Virgin by Robin Maxwell
(Arcade, $24.95, PG-13) ISBN 1-55970-563-9
*****
16th century England was a country looking towards the future, but mired in political instability and courtly intrigue. Henry VIII, once a virile, handsome king, dies a shadow of the man he once was, leaving his nine-year-old son, Edward, successor to the throne. But the boy is only nine, so his uncle, Edward Seymour, Duke of Somerset places himself in the exalted position of Lord Protector - much to the displeasure of his brother Thomas Seymour and a good many noblemen.

Thomas is equally as ambitious, dangerously reckless, and conspires to usurp power from his darling brother. To do so, he marries Catherine Parr, beloved Dowager Queen and Henry’s widow. Alas, his schemes to gain control do not yield the results he desires, only enflaming his lust for power - and it is then that he sets his sights on Princess Elizabeth.

After her mother’s execution, Elizabeth was labeled a bastard and abandoned by good King Henry. Upon her marriage to him, Catherine Parr softens Henry’s heart to welcome Elizabeth and his other child, Mary, back into the fold and succession to the throne. Upon Henry’s death, Elizabeth comes to reside in the Dowager Queen’s household, only to fall under the spell of her charismatic, handsome, and traitorous new stepfather.

I found many facets of Maxwell’s stunning historical novel fascinating. First, the author tackles a little explored chapter in British history. Much has been written about Edward’s brief reign and the conflict surrounding it. However Elizabeth’s life during this period and Thomas Seymour’s plots have mainly gone unexplored. Maxwell looks to rectify the situation, and creates a novel engrossing to the point of obsession.

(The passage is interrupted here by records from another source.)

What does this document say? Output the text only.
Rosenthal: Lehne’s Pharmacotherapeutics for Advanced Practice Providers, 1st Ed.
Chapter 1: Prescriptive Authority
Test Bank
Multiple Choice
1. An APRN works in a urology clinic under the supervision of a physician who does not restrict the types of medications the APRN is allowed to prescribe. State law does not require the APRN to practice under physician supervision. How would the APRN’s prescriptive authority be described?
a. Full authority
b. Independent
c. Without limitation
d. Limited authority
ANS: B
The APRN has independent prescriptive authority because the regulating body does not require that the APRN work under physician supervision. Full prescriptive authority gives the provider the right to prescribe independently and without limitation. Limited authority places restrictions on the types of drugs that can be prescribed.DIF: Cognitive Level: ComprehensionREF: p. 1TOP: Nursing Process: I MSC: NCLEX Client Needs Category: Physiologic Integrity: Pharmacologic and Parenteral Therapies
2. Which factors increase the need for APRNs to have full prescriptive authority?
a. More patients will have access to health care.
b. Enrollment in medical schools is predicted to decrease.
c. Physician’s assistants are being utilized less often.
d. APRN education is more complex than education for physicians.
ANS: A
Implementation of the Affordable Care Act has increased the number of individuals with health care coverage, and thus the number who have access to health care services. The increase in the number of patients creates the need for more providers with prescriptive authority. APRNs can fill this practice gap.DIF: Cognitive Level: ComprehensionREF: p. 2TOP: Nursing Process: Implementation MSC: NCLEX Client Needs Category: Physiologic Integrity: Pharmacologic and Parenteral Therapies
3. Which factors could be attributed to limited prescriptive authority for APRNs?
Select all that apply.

Elizabeth is a young girl of 14 when Catherine Parr marries Seymour, and while mature for her age, Maxwell speculates she wasn’t above puberty and hormones. I admit, I took some comfort to think that one of the most powerful women in all of history wasn’t above a schoolgirl crush.

Reading about Thomas Seymour’s plots to gain control of the British crown are a little like watching a train wreck. The reader knows how all of this is going to turn out in the end, but as Seymour becomes more obsessive and reckless, I found his villainy a key part in making this book so hard to put down.

Romance readers hungry for meaty historical flavor will rejoice upon reading the pages of the author’s third book on the Tudors. It’s all here -- from Thomas’ plans to seduce the young princess, to Edward’s tumultuous reign, to Catherine Parr’s state of mind once she realizes what kind of man she has married.

Despite my enthusiastic five-heart rating, Virgin isn’t for everybody. Some readers my find Seymour’s plans for a 14 year old Elizabeth unseemly. However, the fact remains that as a child of royal blood, Elizabeth was subject to treachery. Even given Edward’s tender age of nine and Elizabeth’s budding womanhood, grown men stopped at nothing to gain control.

Maxwell admirably merges fact and fiction into an exciting story of love, betrayal, and greed. Elizabeth has fascinated me for years, and this story only cemented that. The author’s exploration of a long neglected morsel of British history will bring historical fiction enthusiasts much pleasure and some newcomers into the fold.